Data showed that Rett mice had a greater number of pyramidal neurons that fired simultaneously, called a neuron ensemble, during long-term recall of a fearful memory compared with healthy mice, which the researchers thought may underlie the memory deficit.

Recordings in brain slices found that in the hippocampus of Rett mice, a subset of SOM interneurons — a type of inhibitory neuron — were under-activated compared with those in healthy mice.

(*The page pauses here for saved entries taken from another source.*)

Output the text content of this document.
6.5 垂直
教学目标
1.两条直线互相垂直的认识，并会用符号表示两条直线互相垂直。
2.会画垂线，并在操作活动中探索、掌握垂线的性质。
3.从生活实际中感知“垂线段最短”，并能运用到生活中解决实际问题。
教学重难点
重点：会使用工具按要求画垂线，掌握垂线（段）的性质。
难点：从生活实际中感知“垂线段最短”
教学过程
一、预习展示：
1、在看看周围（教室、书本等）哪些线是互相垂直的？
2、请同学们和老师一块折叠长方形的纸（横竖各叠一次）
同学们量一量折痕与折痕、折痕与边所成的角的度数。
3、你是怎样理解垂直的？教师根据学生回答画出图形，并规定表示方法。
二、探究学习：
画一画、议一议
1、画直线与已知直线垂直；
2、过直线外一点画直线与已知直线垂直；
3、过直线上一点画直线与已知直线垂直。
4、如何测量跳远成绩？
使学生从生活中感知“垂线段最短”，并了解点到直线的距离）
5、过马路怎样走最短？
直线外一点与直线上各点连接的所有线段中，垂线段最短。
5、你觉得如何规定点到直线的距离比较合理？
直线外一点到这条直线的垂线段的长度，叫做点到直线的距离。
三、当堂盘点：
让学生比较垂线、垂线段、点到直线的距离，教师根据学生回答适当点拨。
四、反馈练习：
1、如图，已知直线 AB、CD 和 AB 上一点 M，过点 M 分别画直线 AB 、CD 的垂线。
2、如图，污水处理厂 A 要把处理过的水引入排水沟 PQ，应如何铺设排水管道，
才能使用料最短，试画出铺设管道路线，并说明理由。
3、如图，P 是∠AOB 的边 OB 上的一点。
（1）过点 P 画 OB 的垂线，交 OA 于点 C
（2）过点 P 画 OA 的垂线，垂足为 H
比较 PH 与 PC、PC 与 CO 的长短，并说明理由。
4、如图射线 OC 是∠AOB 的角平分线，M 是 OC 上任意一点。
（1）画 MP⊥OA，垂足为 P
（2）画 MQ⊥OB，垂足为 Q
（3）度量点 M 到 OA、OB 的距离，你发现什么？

SOMs usually play an important role in inhibiting pyramidal neurons, thus regulating the formation of ensembles during memory development. Their under-recruitment in Rett, and the resultant reduction in inhibition, likely underlies the large ensembles and subsequent long-term memory deficits, the team noted.

The reduced inhibition also may be related to the later development of seizures that is typically observed in Rett patients, they added. Of note, seizures also are often associated with reduced inhibition in the hippocampus.

Using a chemogenetic approach, a technique that allows for the specific activation of certain cell types, the team activated SOMs in the hippocampus of the Rett mice. When they did this, fear memory recall was restored to normal levels.

According to the team, the results altogether suggest that impaired SOM signaling underlies memory problems in Rett, and could potentially be therapeutically targeted.

In particular, deep brain stimulation, a therapeutic technique used in patients with a range of neurological diseases, could be used to target a brain region called the medial septum, which provides inhibitory input to the hippocampus. This may be a promising approach for both cognitive and seizure symptoms in Rett, the team suggested.

“This dual role of cognitive improvement and seizure prevention makes the medial septum an attractive target for [deep brain stimulation] intervention,” they wrote.

The team noted that their findings could be applied beyond Rett syndrome.

“These findings have a much broader implication and are also applicable to other neurological disorders in which the development and function of inhibitory circuits are altered,” said Zoghbi.